Windows 2008 Network Policy Server
First thing to note is that NPS *needs* and certificate installed. Add the IIS role, create or purchase a certificate, and bind it to the default web site - that should be it.
Next create a Shared Secret template, which will contain whatever has been set as 'secret-key-goes-here' under 'option key' in the above example. This can then be set against multiple access points.
Under RADIUS Clients, create an entry for each access point based on it's IP address (10.0.1.21 in this example) selecting the Shared Secret Template. On advanced, choose Standard RADIUS and do not check NAP capable.
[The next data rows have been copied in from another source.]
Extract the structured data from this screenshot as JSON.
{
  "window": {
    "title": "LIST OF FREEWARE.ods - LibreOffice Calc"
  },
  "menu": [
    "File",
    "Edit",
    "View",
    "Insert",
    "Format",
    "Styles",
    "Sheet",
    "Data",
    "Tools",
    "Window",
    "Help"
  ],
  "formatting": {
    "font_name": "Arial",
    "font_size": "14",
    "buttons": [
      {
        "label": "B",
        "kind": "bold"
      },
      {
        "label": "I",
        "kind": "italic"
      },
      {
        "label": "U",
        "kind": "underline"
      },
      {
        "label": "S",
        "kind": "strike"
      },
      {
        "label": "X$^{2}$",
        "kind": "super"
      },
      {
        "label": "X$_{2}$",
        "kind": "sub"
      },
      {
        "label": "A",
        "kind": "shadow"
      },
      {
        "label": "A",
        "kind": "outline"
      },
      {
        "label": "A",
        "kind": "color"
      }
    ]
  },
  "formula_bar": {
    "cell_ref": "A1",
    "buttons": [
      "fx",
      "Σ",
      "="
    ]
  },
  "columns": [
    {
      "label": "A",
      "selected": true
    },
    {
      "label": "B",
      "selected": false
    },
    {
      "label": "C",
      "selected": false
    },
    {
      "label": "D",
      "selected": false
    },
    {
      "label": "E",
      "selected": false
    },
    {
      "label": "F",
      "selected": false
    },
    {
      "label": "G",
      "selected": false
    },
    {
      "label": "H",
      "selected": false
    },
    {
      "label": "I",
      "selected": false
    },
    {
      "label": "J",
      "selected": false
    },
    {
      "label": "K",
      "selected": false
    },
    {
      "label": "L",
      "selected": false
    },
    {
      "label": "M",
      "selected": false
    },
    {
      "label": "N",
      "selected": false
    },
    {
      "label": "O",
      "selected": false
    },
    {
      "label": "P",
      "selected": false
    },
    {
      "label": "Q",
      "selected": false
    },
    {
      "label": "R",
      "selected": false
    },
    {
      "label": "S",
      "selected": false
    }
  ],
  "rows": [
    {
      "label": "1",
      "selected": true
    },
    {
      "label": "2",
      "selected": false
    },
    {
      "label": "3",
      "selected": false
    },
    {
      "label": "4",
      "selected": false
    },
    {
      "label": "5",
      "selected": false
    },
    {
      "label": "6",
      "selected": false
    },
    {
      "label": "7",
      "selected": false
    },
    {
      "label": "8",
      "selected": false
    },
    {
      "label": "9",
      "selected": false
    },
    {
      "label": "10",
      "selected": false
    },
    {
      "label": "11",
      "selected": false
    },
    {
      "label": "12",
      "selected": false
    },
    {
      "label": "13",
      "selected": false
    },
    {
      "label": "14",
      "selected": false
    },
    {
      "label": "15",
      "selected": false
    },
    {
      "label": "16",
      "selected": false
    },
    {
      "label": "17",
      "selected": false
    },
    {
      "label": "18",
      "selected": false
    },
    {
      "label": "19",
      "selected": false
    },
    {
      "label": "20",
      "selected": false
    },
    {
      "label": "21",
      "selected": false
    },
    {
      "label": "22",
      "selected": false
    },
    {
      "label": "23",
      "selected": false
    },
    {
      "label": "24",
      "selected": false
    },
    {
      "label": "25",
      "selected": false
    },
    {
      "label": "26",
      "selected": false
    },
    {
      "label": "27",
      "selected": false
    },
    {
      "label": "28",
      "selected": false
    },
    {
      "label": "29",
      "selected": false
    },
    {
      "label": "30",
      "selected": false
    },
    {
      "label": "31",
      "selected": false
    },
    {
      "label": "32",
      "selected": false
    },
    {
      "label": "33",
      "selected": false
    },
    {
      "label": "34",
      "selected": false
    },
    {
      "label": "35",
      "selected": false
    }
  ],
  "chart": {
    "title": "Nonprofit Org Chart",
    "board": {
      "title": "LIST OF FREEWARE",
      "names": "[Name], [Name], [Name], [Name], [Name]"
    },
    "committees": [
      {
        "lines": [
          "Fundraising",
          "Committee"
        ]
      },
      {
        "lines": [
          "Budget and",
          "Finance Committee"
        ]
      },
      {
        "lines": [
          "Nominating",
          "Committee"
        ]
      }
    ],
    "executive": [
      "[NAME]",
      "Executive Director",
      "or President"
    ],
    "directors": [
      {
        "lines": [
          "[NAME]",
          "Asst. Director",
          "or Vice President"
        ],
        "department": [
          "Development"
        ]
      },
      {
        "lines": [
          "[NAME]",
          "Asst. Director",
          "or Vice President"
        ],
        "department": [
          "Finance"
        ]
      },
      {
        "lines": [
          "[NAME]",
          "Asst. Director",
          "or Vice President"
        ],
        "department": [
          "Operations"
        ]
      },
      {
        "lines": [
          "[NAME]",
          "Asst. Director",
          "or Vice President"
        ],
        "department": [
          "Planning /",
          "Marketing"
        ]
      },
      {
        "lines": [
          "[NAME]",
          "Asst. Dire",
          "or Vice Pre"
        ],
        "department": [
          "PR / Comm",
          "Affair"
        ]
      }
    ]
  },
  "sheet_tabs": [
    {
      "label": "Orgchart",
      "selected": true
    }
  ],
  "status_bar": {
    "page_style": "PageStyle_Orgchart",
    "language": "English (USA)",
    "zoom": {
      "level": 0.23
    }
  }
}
Now edit the default Connect Request Policy and under Authentication Methods, ensure PEAP and MSCHAPv2 are enabled.
Then create the Network Policies - one for Trusted and one for Guests. You might also add policies to provide restricted time-of-day access for certain groups. For each policy, choose Unspecified network access server type. The Conditions will likely be group based. Under Constraints, we need to enable Session Timeout (anything will do, say 5 minutes) and ensure MSCHAPv2 is enabled. On Settings, add Standard RADIUS Attributes:
Framed value: PPP
Service Type: Framed
Tunnel Type: VLAN
Tunnel-Medium-Type: 802
Tunnel-Pvt-Group-ID: [this is the VLAN number users granted access by this policy will get, i.e. 1 or 2 in this example]
Termination-Action: RADIUS-Request
The last line works with the Session Timeout value to ensure clients re-authenticate periodically (which is transparent to the user) so that any time-of-day restrictions disconnect users, as well as enabling connection in the first place. The Tunnel-Pvt-Group-ID is the VLAN number that this policy will yield which a match is made.
Other Infrastructure
This guide has covered configuring the OpenWRT based access points and a Windows NPS server to provide user authentication; this gets wireless clients onto your network on the appropriate VLAN. Other components needed to actually provide those users access to things include a firewall/router interface in each VLAN, a DHCP scope for each VLAN (and DHCP relay if not local to those VLANs), a DNS server, and 802.1Q capable switches hooking everything together.
Note on WR710N Recovery
If you lock yourself out of the device, particularly around the switch config, the unit can be booted in recovery mode by powering up, then pressing and holding the reset button when the light starts flashing until it flashes at high speed. We can then telnet to the device on 192.168.1.1 and correct the config.